Make no mistake, this is highly experimental music. The electronics are fully integrated into the experience, often playing just as big a role as the vocals and drumming. Ditto for Gat’s wildly creative improvisational electric guitar playing. Gat’s playing usually assumes a support role, except in the one cover song here, the 1958 instrumental “Rumble” by surf guitar pioneer Link Wray, who was of Shawnee heritage. “I’m not a Shawnee, but I can relate to their struggle,” Jamieson ways. “Link Wray put the pain of his people into the music. For me, it was an honor to expand this song, and bring out the tribal aspects with the drum and singing we added. The vocal intro to ‘Rumble’ is called ‘Sunrise,’ an ancient song that’s been around forever.”

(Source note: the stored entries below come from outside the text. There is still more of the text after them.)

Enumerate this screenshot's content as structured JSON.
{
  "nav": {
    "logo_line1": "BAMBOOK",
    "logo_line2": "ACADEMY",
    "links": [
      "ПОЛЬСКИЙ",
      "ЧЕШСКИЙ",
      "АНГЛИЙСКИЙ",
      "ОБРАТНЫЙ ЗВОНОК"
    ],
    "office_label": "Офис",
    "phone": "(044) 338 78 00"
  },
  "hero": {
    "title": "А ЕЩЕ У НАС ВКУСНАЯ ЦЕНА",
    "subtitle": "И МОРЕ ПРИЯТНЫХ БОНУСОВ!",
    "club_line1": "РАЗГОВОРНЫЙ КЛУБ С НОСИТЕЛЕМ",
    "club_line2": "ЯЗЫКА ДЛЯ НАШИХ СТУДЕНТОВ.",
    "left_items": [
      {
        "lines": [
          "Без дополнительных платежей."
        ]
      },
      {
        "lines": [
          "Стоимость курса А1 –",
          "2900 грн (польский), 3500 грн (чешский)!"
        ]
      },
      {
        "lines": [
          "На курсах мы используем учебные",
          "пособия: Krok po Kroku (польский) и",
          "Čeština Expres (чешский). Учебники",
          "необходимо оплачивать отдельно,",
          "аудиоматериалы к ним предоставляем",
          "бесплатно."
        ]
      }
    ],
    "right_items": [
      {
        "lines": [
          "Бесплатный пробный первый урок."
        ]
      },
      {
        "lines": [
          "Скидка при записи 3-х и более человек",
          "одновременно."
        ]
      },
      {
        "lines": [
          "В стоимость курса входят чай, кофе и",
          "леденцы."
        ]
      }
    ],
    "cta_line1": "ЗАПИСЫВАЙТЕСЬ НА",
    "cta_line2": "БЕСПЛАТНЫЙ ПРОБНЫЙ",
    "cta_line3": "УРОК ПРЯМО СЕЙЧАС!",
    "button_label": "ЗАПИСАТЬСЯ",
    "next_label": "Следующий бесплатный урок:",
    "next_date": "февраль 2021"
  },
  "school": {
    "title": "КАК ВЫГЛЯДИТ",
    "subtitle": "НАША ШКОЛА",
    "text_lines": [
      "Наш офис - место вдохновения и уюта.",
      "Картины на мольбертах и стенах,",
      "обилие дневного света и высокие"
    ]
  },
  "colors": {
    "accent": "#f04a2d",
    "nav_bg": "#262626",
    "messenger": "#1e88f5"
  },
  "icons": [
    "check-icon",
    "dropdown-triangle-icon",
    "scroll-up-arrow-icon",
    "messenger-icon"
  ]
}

Ian Wapichana uses his lovely high falsetto to great effect on the album’s bookends, “A Cry” and “Reprise of a Cry.” The opener is a soft, lulling song with gentle contributions from guitar, bass, horn and synths; the closer has more of an ambient country sound: reverb-laden electric guitar, languid trumpet, Thor Harris’s hypnotic marimba drone, and Wapichana’s soaring falsetto vocals; in the outro we get thrumming electronics and highly distorted Joe Rainey vocals.
In between are eight tracks that bring synthesizers, production techniques, and a variety of instruments into play with the powwow-type drumming and singing. Jamieson’s voice is front and center on “Daybreak” and it reminds me a bit of Los Lobos’ Cesar Rosas, in both timbre and soulfulness. “Hawk Song” is a pretty straightforward powwow song, Raymond Two Hawks Watson singing lead over the drumming and vocals of the Eastern Medicine Singers, Gat’s wild guitar improv, and a variety of electronics including the Russian-made Lyra 8 synthesizer, an unusual and powerful instrument.
The two longest tracks are pivot points on the album. Ian Wapichana again takes lead on “Sanctuary,” which has more subtle drumming from just two drummers, but the sound is augmented by tons of synth droning and some jazz-influenced soloing on trumpet and bass clarinet, both of which are backed by electronic piano sounds from both Wurlitzer and Rhodes keyboards. Gat has a guitar solo that soars but doesn’t showboat, and the piece rises to a roaring storm of electronic noise that ends abruptly. “Sunset” is similarly complex, featuring a trumpet solo intro from jaimie branch and the album’s catchiest melody that sounds kind of like a sea chantey, with Red Medicine on lead vocals. Gat plays both pipe organ and surf guitar, on which he eventually plays a wild solo over lots of electronic noise and singing.
As with Joe Rainey’s album, Daryl Black Eagle Jamieson acknowledges that traditionalists might object to this blend of Indigenous and non-Indigenous sounds, instruments and techniques. He’s not having it, though. “A symphony orchestra can have a folk singer come and do a piece with them. It’s no different for us. This is experimental art. We’re showing people experimental art from the Eastern Algonquin side of the world.”